Tam Görünüm: GÜLCE'DE 345.GÜN(24.08.2009)
Şu anda Hafif Görüntüleme modundasınız. Sayfayı normal görüntülemek için, buraya tıklayın.




Gönderen: MustafaCeylan/GÜLCE-Yeni Edebi Akım
Alan: Grup: Gülce
Tarih: 24.08.2009 20:21:00
Konu: Arif Nihat Asya ve Çok Özel
----------------------------------------


Arif Nihat Asya ve Çok Özel

Mustafa CEYLAN
*****************************

Her şairin kendine has, normal insanlardan ayrı bir dünyası vardır. Bu şair dünyasını ancak, en yakınları, aile fertleri ve ona çok yakın olmuş talebeleri bilebilirler. Çoğu da, şiirlerinin ruh kökünün ilham kılcallarının indiği dehlizlerdir bunlar ve zamanla sararan birer fotoğraf gibi hafızalarımızda birer hatıra olarak kalırlar.
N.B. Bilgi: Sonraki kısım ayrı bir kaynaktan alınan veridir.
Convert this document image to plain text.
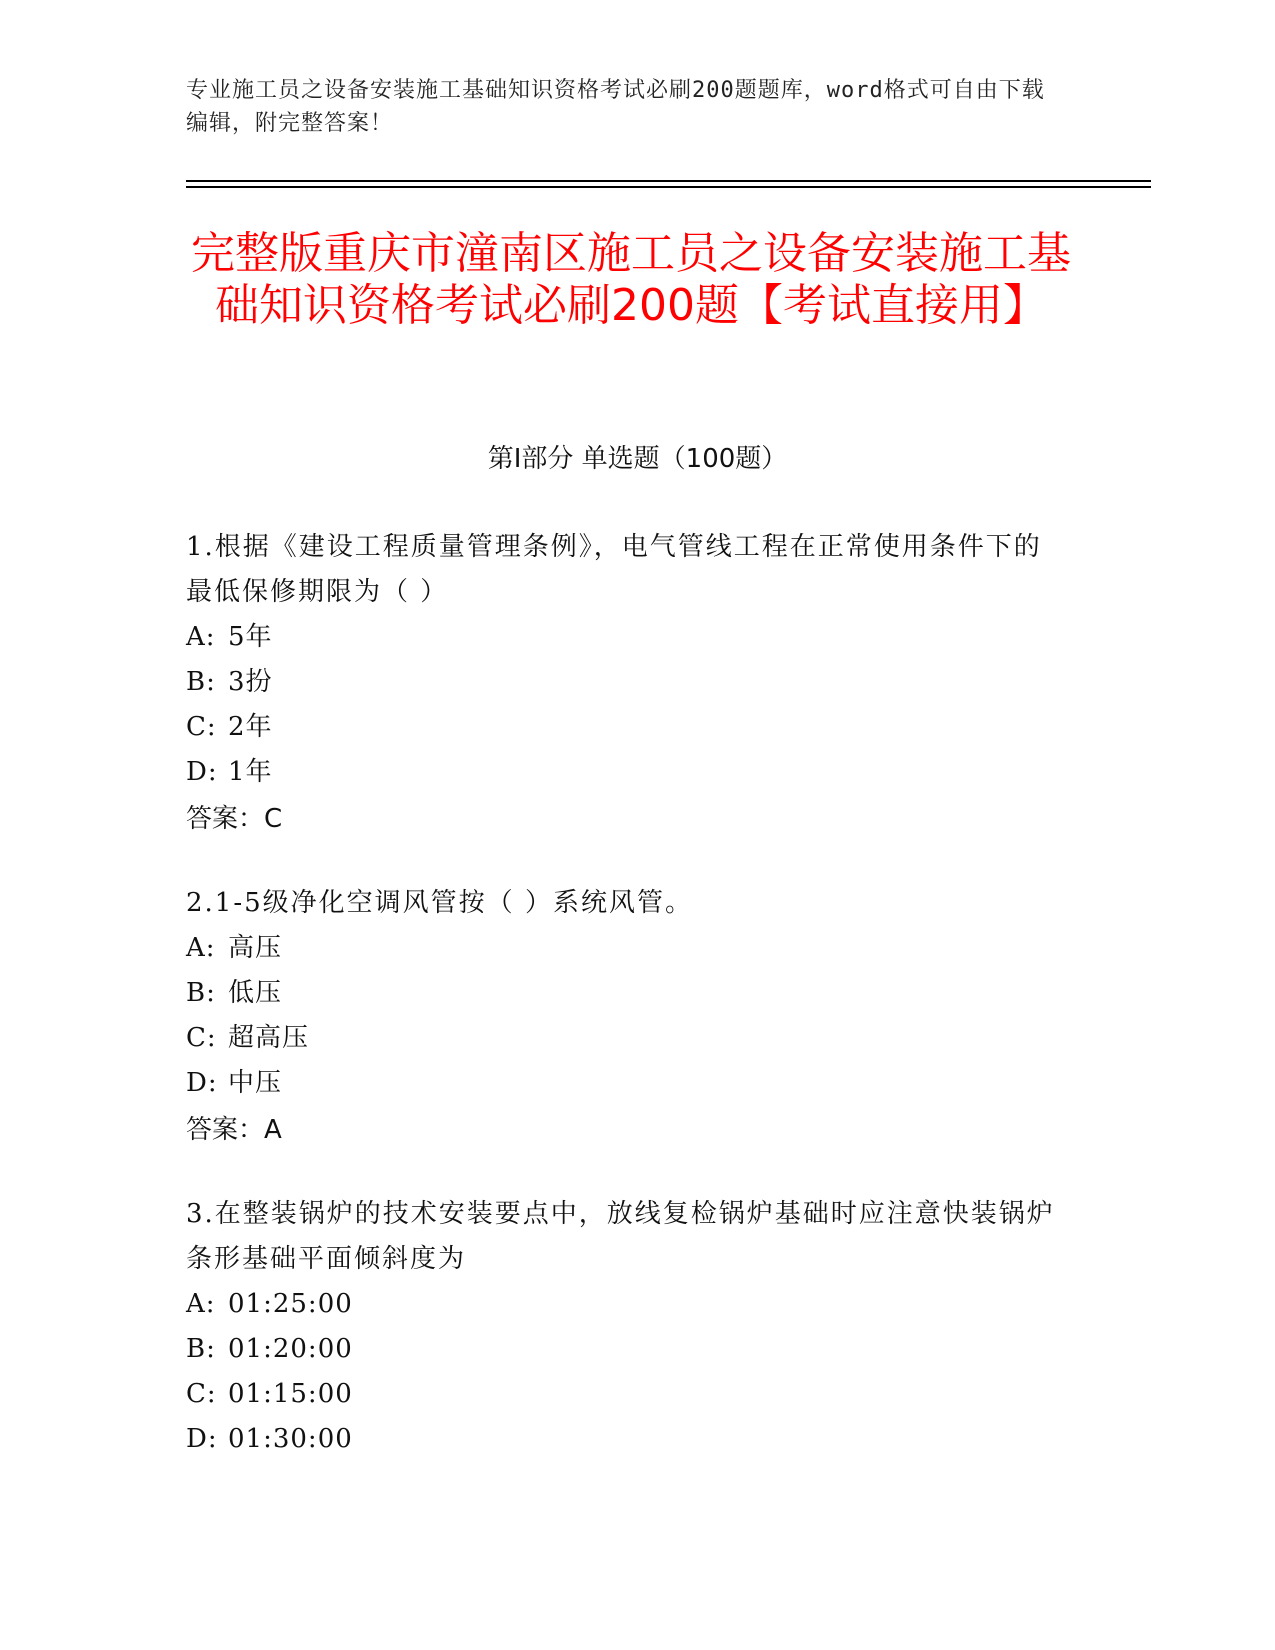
专业施工员之设备安装施工基础知识资格考试必刷200题题库，word格式可自由下载编辑，附完整答案！
完整版重庆市潼南区施工员之设备安装施工基础知识资格考试必刷200题【考试直接用】
第Ⅰ部分 单选题（100题）
1.根据《建设工程质量管理条例》，电气管线工程在正常使用条件下的最低保修期限为（ ）
A: 5年
B: 3扮
C: 2年
D: 1年
答案：C
2.1-5级净化空调风管按（ ）系统风管。
A: 高压
B: 低压
C: 超高压
D: 中压
答案：A
3.在整装锅炉的技术安装要点中，放线复检锅炉基础时应注意快装锅炉条形基础平面倾斜度为
A: 01:25:00
B: 01:20:00
C: 01:15:00
D: 01:30:00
Benim hatırlayabildiğim ve vefatından sonra da eş-dost-akraba ve yakınlarıyla, kimi üstadlardan duyduğum, yayınlardan tespit edip derlediğim Arif Nihat Asya Çok Özel maddeler halinde anlatacak olur isek şöyleydi:

-Yurt gezilerinde, konferanlarda konaklanacak otelin yıldızlı olup olmadığına bakmaz, mevcudla yetinir, tek dikkat ettiği 'sabah kahvesi ve sabah gazetesinin hazır edilmesi'dir, çünkü bulmaca çözecek ve beyin jimnastiği yapacaktır.

-Sabah kahvaltısında yanında kim varsa, günün ilk nüktesini ona yapacak ve pratik zekâsını, yanındakinin şaşkınlığına tebessüm ederek gösterecektir.
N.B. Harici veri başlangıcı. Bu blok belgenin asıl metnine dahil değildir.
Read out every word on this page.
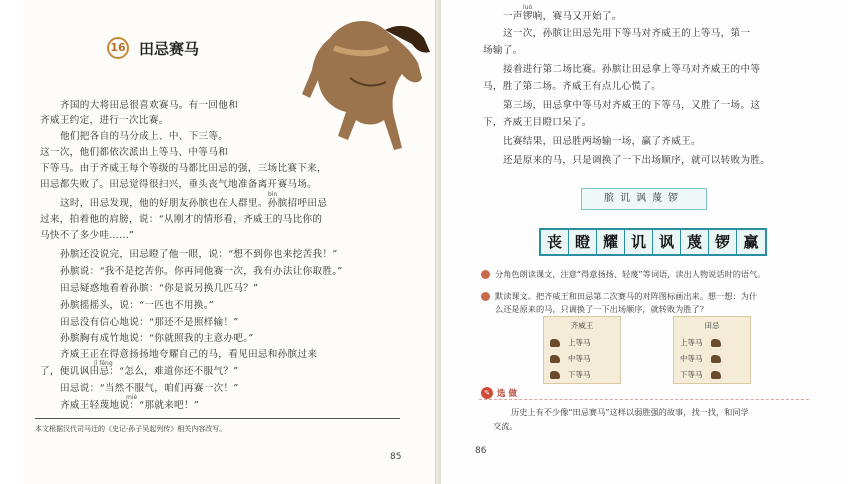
16 田忌赛马
齐国的大将田忌很喜欢赛马。有一回他和
齐威王约定，进行一次比赛。
他们把各自的马分成上、中、下三等。
这一次，他们都依次派出上等马、中等马和
下等马。由于齐威王每个等级的马都比田忌的强，三场比赛下来，
田忌都失败了。田忌觉得很扫兴，垂头丧气地准备离开赛马场。
bìn
这时，田忌发现，他的好朋友孙膑也在人群里。孙膑招呼田忌
过来，拍着他的肩膀，说：“从刚才的情形看，齐威王的马比你的
马快不了多少哇……”
孙膑还没说完，田忌瞪了他一眼，说：“想不到你也来挖苦我！”
孙膑说：“我不是挖苦你。你再同他赛一次，我有办法让你取胜。”
田忌疑惑地看着孙膑：“你是说另换几匹马？”
孙膑摇摇头，说：“一匹也不用换。”
田忌没有信心地说：“那还不是照样输！”
孙膑胸有成竹地说：“你就照我的主意办吧。”
齐威王正在得意扬扬地夸耀自己的马，看见田忌和孙膑过来
jī fěng
了，便讥讽田忌：“怎么，难道你还不服气？”
田忌说：“当然不服气，咱们再赛一次！”
miè
齐威王轻蔑地说：“那就来吧！”
本文根据汉代司马迁的《史记·孙子吴起列传》相关内容改写。
85
luó
一声锣响，赛马又开始了。
这一次，孙膑让田忌先用下等马对齐威王的上等马，第一
场输了。
接着进行第二场比赛。孙膑让田忌拿上等马对齐威王的中等
马，胜了第二场。齐威王有点儿心慌了。
第三场，田忌拿中等马对齐威王的下等马，又胜了一场。这
下，齐威王目瞪口呆了。
比赛结果，田忌胜两场输一场，赢了齐威王。
还是原来的马，只是调换了一下出场顺序，就可以转败为胜。
膑讥讽蔑锣
丧 瞪 耀 讥 讽 蔑 锣 赢
分角色朗读课文，注意“得意扬扬、轻蔑”等词语，读出人物说话时的语气。
默读课文。把齐威王和田忌第二次赛马的对阵图标画出来。想一想：为什
么还是原来的马，只调换了一下出场顺序，就转败为胜了？
齐威王
上等马
中等马
下等马
田忌
上等马
中等马
下等马
✎ 选 做
历史上有不少像“田忌赛马”这样以弱胜强的故事，找一找，和同学
交流。
86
-Yanında, cebinde sürekli küçük boy bir not defteri taşır; gençlere de sakın ola not deftersiz dolaşmayınız,söz uçar yazı kalır, bu size önemli bir öğüttür derdi.

-Tabiata ve özellikle de çiçeklere âşıktı. Konaklanan bir otelde daha önce görmediği bir çiçek mi gördü, ne eder eder, o çiçek hakkında bilgiler edinirdi.

-Sigarasını ağızlıkla içer, az sigara içmek için de, ağızlığına yarıya böldüğü sigara takardı.(Bugün aynı şeyi H.Rıdvan Çongur yapmakta)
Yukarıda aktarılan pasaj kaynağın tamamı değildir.